Uma revista semanal publicou recentemente uma reportagem sobre como os fundamentalistas, através da aparente constatação da chamada “marcha dos pingüins”, que descreve o grande percurso que essas aves percorrem para acasalar-se, e, em grande parte, com os mesmos parceiros da marcha anterior, estão tentando demonstrar como a monogamia é o natural na dispensação divina da Criação. O comentarista da área de ciências dessa revista desancou os tais fundamentalistas, fazendo ver a ingenuidade e a simploriedade desse argumento antropomórfico, deixando claro que há outros fatos no comportamento dessa espécie que, por si só, desautorizam essa conclusão.
O comentarista da revista tem razão. É uma ingenuidade. Mesmo nas Escrituras, esse assunto passou por várias fases:
• No momento da Criação, Deus ordenou a monogamia (Gn 3.24), e o relacionamento entre homem e mulher era de unidade. Dois seres, mas uma só carne. Duas vidas, mas um só caminho e uma só missão.
• No evento da queda, Deus subordina a mulher ao homem, dizendo que ela seria governada por seu marido (Gn 3.16).
• Depois disso, Deus desaparece da cena por sabe-se lá quanto tempo; quando reaparece, encontra a poligamia e, a rigor, não mexe nisso, embora ela signifique a exarcebação do governo do homem sobre a mulher.
• Quando Jesus Cristo aparece, ele manda voltarmos para o início (Mt 19.8), para o momento da unidade, quando o relacionamento não estava baseado na autoridade, mas na unidade – e, portanto, na cumplicidade.
Alguém poderá dizer que não é assim, porque Paulo diz que a mulher deve ser submissa ao seu marido. Entretanto, o próprio Paulo diz que está falando da relação entre Cristo e a Igreja (Ef 5.32). Nós é que não queremos prestar a atenção nisso, acabando por fazer uma má exegese. Quanto ao relacionamento conjugal, Paulo diz que o homem deve amar a sua mulher como a si mesmo e a mulher deve respeitar ao seu marido (Ef 5.33).

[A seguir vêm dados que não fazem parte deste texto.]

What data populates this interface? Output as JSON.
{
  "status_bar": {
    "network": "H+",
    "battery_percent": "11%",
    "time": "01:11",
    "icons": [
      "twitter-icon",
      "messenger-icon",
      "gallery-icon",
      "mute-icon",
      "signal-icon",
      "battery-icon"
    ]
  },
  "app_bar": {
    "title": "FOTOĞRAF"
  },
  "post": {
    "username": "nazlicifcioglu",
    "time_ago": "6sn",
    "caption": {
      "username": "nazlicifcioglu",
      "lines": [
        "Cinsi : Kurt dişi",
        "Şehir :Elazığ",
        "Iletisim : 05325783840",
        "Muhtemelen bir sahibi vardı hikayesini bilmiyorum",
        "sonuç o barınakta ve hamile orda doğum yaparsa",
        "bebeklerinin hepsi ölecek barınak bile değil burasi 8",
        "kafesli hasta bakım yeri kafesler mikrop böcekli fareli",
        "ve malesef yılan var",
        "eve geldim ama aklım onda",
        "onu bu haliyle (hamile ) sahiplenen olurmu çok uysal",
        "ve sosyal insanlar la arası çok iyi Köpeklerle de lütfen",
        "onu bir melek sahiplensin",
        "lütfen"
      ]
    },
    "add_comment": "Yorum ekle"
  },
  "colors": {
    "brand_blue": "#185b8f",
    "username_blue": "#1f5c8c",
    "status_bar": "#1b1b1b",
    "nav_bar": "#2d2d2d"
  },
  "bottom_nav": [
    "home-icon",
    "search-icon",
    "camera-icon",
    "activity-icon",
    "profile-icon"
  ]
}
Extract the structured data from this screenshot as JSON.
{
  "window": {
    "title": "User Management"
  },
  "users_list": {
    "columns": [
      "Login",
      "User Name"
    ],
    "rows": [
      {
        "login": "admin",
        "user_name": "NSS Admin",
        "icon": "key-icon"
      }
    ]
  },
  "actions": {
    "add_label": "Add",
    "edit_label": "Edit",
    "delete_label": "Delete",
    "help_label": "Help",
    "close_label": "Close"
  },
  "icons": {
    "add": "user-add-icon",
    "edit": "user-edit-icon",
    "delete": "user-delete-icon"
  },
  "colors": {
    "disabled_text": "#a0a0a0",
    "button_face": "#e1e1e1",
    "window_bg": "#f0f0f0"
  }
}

Portanto, não há dúvida, o caminho escolhido por Deus para o relacionamento conjugal é o da monogamia. Mas não por causa de uma determinação genética, nem por causa de um imperativo moral, mas porque fomos criados à imagem e semelhança de Deus, que é, em si mesmo, uma unidade. Logo, não há como ser expressão desse Ser sem, de alguma maneira, participar da unidade que o caracteriza. Daí ser na unidade da monogamia, da família e da comunidade que manifestamos a imagem de Deus. Sim, porque os anjos têm as mesmas qualidades cognitivas e volitivas que nós, mas são tidos como criaturas à imagem de Deus.
E, para além do corpo, que não nos distingue como imago Dei, o que experimentamos de Deus, diferentemente dos anjos eleitos, é que, guardadas as devidas proporções, somos as únicas criaturas de Deus que experimentam a unidade que o distingue. A monogamia não é natural, mas litúrgica. A monogamia fundamentada na unidade. Qualquer outro tipo de relacionamento no casamento conspurca a imagem de Deus.